Let \(w\) be a root of the equation in part (ii).
(iii) Show that
\(\sum_{k=0}^{4}\left(\frac{w}{2}\right)^{k}=\frac{3+i \sqrt{ } 3}{2-w} .\)
(iv) Identify the root for which \(|2-w|\) is least.
(a) State the sum of the series \(1+z+z^{2}+\ldots+z^{n-1}\), for \(z \neq 1\).
(b) By letting \(z=\cos \theta+\mathrm{i} \sin \theta\), where \(\cos \theta \neq 1\), show that
\(1+\cos \theta+\cos 2 \theta+\ldots+\cos (n-1) \theta=\frac{1}{2}\left(1-\cos n \theta+\frac{\sin n \theta \sin \theta}{1-\cos \theta}\right) .\)
The diagram shows the curve with equation \(y=\cos x\) for \(0 \leqslant x \leqslant 1\), together with a set of \(n\) rectangles of width \(\frac{1}{n}\).
(c) By considering the sum of the areas of these rectangles, show that
\(\int_{0}^{1} \cos x \mathrm{~d} x\lt \frac{1}{2 n}\left(1-\cos 1+\frac{\sin 1 \sin \frac{1}{n}}{1-\cos \frac{1}{n}}\right)\)
(d) Use a similar method to find, in terms of \(n\), a lower bound for \(\int_{0}^{1} \cos x \mathrm{~d} x\).
(a) State the sum of the series \(1+w+w^{2}+w^{3}+\ldots+w^{n-1}\), for \(w \neq 1\).
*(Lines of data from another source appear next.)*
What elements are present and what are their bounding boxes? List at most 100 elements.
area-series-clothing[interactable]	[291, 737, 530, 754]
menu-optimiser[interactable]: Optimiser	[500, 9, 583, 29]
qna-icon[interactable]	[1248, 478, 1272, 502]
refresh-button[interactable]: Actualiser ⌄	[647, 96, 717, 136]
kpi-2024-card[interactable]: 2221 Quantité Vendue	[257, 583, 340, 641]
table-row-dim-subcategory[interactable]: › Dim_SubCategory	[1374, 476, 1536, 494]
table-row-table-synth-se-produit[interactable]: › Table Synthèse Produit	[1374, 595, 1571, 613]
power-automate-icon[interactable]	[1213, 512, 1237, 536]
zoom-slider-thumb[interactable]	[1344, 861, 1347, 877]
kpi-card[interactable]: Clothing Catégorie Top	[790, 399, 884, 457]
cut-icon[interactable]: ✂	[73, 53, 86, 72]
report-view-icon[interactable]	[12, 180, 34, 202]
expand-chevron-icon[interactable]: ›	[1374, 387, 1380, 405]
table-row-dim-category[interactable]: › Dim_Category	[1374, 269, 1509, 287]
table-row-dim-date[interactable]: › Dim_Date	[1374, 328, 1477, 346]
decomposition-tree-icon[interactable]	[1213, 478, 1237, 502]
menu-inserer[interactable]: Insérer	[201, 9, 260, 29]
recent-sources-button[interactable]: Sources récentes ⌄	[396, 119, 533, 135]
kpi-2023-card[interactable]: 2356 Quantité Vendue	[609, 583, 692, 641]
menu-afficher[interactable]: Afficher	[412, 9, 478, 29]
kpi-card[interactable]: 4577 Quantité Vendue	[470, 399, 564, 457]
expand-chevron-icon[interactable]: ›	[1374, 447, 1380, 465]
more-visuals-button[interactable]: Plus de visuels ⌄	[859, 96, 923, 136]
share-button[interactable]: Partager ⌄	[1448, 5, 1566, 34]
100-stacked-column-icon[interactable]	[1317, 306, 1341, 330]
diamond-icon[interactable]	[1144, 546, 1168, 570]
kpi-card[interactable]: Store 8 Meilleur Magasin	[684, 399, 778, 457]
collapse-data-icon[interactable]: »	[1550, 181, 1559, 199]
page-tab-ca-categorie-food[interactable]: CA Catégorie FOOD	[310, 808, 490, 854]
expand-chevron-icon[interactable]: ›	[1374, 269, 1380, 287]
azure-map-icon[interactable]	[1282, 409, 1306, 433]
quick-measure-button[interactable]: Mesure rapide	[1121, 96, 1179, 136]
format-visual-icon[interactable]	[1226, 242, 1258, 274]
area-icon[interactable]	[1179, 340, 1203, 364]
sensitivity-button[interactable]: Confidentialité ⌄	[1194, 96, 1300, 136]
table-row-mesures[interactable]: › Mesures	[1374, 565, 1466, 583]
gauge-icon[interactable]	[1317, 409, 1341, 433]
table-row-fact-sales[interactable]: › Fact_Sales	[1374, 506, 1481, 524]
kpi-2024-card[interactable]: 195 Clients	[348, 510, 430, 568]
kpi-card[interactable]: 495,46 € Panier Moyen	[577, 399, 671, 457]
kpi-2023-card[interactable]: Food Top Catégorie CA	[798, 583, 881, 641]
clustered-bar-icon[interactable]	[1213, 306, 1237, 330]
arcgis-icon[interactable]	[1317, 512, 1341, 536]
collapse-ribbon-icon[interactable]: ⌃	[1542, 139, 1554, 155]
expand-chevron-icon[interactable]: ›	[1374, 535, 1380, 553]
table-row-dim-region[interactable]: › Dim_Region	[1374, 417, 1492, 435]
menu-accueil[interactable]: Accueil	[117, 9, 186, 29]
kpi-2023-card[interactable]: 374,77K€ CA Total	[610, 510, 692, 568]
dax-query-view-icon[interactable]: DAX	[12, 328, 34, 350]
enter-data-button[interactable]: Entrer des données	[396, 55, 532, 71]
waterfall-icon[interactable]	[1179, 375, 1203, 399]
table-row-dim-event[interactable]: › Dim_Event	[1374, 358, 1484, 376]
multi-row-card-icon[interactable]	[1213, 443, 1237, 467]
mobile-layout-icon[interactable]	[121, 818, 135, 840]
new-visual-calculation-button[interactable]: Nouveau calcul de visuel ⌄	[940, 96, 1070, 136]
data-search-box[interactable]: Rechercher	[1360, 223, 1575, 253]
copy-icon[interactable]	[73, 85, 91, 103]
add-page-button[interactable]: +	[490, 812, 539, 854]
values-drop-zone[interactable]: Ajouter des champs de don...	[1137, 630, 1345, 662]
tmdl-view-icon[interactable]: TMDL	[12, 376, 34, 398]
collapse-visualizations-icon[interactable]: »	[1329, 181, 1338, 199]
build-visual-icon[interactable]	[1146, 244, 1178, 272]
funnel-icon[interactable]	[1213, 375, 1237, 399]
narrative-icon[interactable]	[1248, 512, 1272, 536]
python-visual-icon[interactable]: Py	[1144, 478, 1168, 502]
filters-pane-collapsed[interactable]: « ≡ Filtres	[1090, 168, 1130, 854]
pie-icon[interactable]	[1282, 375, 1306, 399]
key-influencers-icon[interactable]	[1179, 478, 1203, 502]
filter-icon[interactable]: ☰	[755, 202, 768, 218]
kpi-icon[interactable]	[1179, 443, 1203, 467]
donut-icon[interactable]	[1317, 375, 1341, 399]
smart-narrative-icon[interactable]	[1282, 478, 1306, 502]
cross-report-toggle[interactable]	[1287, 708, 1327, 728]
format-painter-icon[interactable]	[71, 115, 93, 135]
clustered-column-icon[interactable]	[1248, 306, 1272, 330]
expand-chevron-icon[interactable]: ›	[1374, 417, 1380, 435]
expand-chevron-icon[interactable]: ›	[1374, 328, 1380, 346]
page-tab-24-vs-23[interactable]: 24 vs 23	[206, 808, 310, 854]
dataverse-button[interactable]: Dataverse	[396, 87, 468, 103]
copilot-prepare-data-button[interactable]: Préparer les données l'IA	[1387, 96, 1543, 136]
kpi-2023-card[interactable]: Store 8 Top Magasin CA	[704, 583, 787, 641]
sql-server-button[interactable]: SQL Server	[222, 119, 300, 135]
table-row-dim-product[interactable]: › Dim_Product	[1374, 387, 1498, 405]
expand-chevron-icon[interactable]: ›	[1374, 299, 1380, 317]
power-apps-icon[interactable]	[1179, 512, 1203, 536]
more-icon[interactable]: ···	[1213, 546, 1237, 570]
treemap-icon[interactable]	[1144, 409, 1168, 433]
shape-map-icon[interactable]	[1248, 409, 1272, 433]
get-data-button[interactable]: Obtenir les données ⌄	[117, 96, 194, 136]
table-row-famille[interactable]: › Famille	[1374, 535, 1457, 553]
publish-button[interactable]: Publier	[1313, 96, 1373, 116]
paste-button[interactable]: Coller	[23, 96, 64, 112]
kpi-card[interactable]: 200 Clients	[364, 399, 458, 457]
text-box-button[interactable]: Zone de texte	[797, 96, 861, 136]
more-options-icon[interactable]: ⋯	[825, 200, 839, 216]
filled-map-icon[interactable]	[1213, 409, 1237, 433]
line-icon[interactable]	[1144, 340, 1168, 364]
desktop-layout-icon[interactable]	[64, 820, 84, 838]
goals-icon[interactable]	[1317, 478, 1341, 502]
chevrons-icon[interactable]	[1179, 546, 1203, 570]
(b) Show that \((1+\mathrm{i} \tan \theta)^{k}=\sec ^{k} \theta(\cos k \theta+\mathrm{i} \sin k \theta)\), where \(\theta\) is not an integer multiple of \(\frac{1}{2} \pi\).
(c) By considering \(\sum_{k=0}^{n-1}(1+\mathrm{i} \tan \theta)^{k}\), show that
\(\sum_{k=0}^{n-1} \sec ^{k} \theta \sin k \theta=\cot \theta\left(1-\sec ^{n} \theta \cos n \theta\right),\)
provided \(\theta\) is not an integer multiple of \(\frac{1}{2} \pi\).
(d) Hence find \(\sum_{k=0}^{6 m-1} 2^{k} \sin \left(\frac{1}{3} k \pi\right)\) in terms of \(m\).
(a) State the sum of the series \(z+z^{2}+z^{3}+\ldots+z^{n}\), for \(z \neq 1\).
(b) Given that \(z\) is an \(n\)th root of unity and \(z \neq 1\), deduce that \(1+z+z^{2}+\ldots+z^{n-1}=0\).
(c) Given instead that \(z=\frac{1}{3}(\cos \theta+\mathrm{i} \sin \theta)\), use de Moivre's theorem to show that
\(\sum_{m=1}^{\infty} 3^{-m} \cos m \theta=\frac{3 \cos \theta-1}{10-6 \cos \theta}\)
(a) Show that \(\sum_{r=1}^{n} z^{2 r}=\frac{z^{2 n+1}-z}{z-z^{-1}}\), for \(z \neq 0,1,-1\).
(b) By letting \(z=\cos \theta+\mathrm{i} \sin \theta\), show that, if \(\sin \theta \neq 0\),
\[1+2 \sum_{r=1}^{n} \cos (2 r \theta)=\frac{\sin (2 n+1) \theta}{\sin \theta}\]
State the sum of the series \(z+z^{2}+z^{3}+\ldots+z^{n}\), for \(z \neq 1\).
By letting \(z=\cos \theta+\mathrm{i} \sin \theta\), show that
\(\cos \theta+\cos 2 \theta+\cos 3 \theta+\ldots+\cos n \theta=\frac{\sin \frac{1}{2} n \theta}{\sin \frac{1}{2} \theta} \cos \frac{1}{2}(n+1) \theta\)
where \(\sin \frac{1}{2} \theta \neq 0\).